Mass St. magical during Relays

Witnessing live the local university’s basketball team win two Final Four games in 2008 and one two weeks ago made it impossible to see Mass Street turn into a river of bodies.

Missing those three nights makes it easy for me, in my seventh year here, to name the most vibrant scene on one of the nation’s coolest streets.

The adrenaline from the afternoon event on Eighth Street between Mass and New Hampshire drifted into every downtown eatery. Everybody had just seen something so fascinating, so different and wanted the day to last forever. Those who missed it vowed they would catch it a year later.

The first downtown shot put, last April, triggered that high-energy evening, and an even stronger field will compete at the same place, Wednesday at 6 p.m., to kick off the 2012 Kansas Relays.

Dylan Armstrong and six other competitors ranked in the top 20 in the world will be among the 11 participants. So will a former Oklahoma basketball standout.

Kevin Bookout, a three-time track-and-field All-American for the Sooners, is in the field. Competing on a downtown street will be a first for Bookout, who after a one-year basketball career in the NBA Developmental League, has concentrated on throwing. Dan Taylor, among the throwers with whom Bookout trained for two years in Phoenix, told him all about last year’s smash-hit event.
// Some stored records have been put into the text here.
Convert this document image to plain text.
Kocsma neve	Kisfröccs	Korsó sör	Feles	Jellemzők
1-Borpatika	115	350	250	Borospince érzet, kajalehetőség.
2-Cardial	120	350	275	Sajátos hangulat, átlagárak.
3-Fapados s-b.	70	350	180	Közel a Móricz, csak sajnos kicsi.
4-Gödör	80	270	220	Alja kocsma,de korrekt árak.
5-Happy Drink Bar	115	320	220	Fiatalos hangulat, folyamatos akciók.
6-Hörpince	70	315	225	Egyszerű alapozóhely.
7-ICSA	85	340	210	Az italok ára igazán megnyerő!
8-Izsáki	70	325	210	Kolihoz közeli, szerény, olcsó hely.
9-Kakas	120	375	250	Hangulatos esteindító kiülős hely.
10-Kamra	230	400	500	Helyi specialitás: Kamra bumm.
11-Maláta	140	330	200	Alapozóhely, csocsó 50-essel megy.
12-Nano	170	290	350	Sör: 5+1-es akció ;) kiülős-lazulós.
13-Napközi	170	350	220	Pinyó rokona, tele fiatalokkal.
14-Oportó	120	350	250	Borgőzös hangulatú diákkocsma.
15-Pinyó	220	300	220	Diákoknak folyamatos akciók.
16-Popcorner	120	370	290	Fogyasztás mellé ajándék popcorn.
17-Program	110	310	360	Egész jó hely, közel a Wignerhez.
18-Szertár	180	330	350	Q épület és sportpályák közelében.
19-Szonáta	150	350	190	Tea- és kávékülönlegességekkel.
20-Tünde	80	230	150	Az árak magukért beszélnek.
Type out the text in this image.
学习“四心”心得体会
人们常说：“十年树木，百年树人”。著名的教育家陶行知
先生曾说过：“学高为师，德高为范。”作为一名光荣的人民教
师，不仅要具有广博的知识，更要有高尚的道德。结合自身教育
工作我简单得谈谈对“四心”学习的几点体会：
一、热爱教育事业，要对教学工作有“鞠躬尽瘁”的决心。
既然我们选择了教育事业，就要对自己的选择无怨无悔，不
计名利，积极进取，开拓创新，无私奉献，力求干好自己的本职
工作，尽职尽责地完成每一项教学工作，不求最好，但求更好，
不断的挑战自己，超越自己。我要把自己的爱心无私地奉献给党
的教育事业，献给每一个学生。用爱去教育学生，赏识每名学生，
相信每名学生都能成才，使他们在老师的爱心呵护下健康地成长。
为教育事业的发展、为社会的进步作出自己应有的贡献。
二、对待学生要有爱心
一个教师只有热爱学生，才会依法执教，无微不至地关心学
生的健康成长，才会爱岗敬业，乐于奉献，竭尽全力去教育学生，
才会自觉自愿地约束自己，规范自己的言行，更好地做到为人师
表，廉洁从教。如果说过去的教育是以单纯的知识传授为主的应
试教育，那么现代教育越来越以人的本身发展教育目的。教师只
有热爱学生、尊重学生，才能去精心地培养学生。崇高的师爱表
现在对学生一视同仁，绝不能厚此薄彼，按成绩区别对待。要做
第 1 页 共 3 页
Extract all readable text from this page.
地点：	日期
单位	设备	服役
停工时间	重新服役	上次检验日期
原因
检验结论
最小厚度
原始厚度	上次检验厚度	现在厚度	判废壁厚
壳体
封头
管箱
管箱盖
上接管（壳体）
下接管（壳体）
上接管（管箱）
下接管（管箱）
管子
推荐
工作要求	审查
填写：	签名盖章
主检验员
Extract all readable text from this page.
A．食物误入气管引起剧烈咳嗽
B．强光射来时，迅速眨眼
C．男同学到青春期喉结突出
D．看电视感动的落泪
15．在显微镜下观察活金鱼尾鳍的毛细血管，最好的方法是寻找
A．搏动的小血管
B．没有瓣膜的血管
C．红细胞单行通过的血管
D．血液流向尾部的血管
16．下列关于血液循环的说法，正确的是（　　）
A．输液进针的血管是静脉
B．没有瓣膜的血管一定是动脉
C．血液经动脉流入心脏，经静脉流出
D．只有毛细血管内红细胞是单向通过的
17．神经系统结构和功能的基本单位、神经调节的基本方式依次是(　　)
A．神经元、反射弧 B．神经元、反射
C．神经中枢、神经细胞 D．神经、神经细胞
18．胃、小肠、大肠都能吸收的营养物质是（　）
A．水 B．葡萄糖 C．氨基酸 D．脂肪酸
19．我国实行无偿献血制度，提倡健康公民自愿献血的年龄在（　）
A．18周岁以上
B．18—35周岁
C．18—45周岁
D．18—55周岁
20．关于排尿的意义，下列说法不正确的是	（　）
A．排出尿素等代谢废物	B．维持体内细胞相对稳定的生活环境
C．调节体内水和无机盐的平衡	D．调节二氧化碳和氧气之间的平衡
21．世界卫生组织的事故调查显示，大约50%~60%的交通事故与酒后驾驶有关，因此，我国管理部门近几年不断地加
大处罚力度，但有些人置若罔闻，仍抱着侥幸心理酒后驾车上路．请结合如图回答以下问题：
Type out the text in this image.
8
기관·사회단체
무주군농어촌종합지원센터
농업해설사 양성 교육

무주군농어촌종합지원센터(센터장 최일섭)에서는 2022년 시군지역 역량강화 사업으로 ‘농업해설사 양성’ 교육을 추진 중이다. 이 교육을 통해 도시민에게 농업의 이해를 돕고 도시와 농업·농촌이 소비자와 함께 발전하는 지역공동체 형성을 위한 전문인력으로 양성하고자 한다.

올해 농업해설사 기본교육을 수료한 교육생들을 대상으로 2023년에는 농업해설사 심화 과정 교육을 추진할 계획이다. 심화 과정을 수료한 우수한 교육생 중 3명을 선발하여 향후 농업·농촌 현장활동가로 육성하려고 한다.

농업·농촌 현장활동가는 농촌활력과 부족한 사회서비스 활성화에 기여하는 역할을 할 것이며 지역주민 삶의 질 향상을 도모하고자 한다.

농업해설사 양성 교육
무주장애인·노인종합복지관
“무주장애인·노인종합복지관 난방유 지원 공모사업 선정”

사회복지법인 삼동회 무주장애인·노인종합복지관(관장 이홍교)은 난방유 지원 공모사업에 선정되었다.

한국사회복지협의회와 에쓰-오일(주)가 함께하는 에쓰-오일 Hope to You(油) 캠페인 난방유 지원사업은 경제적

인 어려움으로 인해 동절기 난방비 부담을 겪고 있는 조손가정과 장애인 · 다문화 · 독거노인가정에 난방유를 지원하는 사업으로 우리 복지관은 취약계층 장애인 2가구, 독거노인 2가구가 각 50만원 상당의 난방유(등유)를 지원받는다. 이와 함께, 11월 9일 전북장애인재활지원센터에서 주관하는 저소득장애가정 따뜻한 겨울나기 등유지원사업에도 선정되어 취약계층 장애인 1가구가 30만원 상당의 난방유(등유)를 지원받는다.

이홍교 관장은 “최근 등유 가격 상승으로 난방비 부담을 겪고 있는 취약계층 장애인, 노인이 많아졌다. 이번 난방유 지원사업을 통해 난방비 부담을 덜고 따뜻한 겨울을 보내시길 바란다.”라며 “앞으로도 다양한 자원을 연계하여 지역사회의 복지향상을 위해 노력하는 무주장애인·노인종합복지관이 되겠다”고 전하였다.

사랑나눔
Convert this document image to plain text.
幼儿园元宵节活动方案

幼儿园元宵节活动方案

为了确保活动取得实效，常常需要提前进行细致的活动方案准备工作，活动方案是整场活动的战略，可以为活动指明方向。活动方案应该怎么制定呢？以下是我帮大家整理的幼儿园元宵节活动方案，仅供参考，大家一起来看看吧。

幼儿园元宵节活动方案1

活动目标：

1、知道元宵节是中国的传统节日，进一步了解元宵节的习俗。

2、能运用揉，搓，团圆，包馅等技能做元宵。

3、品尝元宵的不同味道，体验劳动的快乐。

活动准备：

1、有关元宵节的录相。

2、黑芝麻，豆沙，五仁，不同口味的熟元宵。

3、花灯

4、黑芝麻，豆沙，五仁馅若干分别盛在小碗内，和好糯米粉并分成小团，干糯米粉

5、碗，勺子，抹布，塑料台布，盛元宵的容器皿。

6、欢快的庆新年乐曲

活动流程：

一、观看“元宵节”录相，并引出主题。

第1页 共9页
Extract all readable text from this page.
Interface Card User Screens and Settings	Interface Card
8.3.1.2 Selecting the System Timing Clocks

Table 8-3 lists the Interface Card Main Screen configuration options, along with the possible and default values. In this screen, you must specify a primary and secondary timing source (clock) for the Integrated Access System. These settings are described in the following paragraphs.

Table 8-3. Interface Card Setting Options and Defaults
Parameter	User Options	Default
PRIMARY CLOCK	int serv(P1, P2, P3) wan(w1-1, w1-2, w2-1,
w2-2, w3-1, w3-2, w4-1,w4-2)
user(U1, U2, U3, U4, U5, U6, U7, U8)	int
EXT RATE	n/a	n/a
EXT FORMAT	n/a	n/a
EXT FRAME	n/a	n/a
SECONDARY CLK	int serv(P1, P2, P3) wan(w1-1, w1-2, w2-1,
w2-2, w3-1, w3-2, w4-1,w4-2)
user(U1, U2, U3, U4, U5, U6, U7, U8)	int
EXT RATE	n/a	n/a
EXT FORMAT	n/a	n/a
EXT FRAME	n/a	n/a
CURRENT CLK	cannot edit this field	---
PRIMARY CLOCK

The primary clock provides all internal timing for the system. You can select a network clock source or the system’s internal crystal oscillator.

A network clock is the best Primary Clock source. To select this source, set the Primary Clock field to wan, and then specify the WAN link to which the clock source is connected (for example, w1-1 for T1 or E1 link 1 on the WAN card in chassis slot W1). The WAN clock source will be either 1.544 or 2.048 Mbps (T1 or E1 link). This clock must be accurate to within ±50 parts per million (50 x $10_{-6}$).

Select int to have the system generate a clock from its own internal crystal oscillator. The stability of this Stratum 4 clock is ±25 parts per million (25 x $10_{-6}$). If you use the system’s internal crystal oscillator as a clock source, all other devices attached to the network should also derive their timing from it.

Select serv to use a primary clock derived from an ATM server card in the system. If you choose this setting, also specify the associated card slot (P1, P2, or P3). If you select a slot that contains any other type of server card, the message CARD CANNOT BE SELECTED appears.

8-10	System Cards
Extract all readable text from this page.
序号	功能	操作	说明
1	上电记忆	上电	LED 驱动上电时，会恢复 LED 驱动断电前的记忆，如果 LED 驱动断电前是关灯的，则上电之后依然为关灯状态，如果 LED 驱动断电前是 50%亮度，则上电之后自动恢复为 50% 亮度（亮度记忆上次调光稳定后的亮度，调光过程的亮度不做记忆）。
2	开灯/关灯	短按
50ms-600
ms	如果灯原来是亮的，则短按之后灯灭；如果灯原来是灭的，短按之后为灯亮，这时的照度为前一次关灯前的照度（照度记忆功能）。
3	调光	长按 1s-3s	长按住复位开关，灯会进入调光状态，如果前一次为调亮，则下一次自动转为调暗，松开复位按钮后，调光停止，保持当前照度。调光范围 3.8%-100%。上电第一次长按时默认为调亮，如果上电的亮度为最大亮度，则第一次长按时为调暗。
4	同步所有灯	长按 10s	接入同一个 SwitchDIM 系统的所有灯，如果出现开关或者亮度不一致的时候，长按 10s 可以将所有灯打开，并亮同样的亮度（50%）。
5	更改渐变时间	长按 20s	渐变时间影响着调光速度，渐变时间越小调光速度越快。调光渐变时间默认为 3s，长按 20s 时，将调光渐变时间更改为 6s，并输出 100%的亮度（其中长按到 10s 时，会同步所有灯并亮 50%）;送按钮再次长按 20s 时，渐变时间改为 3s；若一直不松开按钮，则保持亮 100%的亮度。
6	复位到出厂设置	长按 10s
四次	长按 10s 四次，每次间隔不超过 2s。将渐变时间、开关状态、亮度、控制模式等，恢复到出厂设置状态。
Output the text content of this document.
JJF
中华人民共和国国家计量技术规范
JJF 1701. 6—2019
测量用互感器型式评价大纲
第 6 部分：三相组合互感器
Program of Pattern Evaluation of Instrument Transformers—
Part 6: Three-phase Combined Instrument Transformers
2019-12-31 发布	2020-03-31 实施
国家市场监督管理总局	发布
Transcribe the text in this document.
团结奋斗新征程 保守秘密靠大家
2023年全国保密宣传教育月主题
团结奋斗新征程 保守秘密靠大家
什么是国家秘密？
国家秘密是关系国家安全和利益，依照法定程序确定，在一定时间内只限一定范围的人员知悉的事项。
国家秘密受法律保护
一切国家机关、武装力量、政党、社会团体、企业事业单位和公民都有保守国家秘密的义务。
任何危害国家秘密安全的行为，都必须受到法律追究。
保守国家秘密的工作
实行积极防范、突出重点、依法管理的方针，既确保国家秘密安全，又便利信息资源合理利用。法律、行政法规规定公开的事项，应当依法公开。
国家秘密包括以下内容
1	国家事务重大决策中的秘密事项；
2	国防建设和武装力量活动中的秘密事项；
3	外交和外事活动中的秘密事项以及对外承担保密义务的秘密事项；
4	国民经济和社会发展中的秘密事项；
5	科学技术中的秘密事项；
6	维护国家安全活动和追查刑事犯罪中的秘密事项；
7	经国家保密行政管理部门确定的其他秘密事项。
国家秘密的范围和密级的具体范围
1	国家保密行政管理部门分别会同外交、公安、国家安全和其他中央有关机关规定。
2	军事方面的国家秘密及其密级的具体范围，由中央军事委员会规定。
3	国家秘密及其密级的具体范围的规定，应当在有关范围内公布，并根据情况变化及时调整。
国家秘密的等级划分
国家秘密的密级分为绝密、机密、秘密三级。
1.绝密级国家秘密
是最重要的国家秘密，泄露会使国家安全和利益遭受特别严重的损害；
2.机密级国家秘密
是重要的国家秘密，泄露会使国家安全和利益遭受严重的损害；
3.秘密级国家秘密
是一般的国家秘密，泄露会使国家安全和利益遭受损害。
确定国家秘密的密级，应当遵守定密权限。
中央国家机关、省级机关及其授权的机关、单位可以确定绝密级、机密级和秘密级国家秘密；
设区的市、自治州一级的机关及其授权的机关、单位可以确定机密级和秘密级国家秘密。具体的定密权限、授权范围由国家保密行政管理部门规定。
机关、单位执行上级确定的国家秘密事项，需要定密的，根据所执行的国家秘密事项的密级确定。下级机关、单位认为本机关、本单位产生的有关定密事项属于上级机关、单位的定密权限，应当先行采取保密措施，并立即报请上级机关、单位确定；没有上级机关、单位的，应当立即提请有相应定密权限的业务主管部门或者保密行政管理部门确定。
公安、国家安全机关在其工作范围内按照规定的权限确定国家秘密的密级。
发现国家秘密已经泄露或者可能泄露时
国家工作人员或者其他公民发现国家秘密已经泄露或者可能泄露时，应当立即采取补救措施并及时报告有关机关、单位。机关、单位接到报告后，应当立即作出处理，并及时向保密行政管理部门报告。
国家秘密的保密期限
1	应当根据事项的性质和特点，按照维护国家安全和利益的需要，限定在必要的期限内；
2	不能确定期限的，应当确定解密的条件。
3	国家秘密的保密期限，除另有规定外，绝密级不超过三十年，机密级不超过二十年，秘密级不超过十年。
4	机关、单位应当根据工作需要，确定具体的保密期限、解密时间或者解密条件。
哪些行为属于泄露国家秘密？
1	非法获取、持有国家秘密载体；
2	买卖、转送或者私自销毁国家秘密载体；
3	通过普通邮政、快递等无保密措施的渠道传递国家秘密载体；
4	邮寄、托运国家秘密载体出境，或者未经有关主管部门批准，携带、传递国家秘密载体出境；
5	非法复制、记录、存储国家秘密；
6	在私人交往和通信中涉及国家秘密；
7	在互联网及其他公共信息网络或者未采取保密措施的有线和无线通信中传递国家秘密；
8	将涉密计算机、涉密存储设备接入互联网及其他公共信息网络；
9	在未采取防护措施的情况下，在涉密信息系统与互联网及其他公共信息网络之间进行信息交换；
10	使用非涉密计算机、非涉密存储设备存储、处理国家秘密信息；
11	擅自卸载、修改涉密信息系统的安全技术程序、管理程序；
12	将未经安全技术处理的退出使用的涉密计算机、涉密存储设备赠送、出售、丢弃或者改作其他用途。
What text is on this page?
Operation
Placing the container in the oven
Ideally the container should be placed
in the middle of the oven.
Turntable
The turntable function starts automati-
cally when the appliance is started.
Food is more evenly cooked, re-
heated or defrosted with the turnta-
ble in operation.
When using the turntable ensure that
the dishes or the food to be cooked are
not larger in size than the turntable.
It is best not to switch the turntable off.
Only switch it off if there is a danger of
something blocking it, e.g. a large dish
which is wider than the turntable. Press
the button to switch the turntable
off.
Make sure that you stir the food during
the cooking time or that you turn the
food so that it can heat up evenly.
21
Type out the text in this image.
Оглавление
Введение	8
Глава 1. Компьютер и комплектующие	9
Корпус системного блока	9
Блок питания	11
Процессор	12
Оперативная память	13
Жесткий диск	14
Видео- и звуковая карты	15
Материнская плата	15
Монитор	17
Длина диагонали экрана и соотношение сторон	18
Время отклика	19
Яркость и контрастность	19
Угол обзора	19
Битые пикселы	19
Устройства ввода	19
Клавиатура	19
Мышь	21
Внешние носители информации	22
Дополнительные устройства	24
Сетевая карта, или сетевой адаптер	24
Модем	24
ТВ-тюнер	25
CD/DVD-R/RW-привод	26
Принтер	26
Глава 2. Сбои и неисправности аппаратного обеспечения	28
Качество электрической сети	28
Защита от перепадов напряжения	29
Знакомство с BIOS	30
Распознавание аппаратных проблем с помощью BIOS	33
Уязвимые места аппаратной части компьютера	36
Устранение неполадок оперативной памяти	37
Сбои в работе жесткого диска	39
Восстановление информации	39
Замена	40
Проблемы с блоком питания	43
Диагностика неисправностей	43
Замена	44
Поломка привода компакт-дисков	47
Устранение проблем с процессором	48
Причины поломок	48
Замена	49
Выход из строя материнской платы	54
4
“He told me it was awesome, said the crowd really got into it,” Bookout said by phone from Norman, Okla. “I’m really looking forward to seeing how they set everything up. I wish more cities around the U.S. would do it. If they heard how much Lawrence got into it, I would think they would want to do it.”

KU Relays director Milan Donley hopes that can happen, but for now it’s not such a bad thing for Lawrence that it can hog the spotlight.

“The great thing about shot-putters,” Donley said, “is they’re so approachable. They love talking to the people in the crowd.”

Bookout, who said he set a personal record this year with a throw of 66 feet, 3 inches, agreed.

“People look at us and think we’re just big and strong, and they’re a little bit intimidated at first,” Bookout said. “But I’ve never met a thrower who was just awful to be around.”

Bookout hopes things go better for him Wednesday than they did for his Sooners when he last competed in Lawrence as a basketball player. Bookout had 11 points and eight rebounds, but the Sooners lost, 59-58, after building a 16-point second-half lead in February 2006.

“Brandon Rush just kept making shots and the crowd, which had gone quiet, kept getting louder and louder and louder,” Bookout said.

The first downtown shot put audience of at least 2,500 started on the quiet side and then was coached by the men throwing shots to bring the heat. It also grew louder and louder and louder.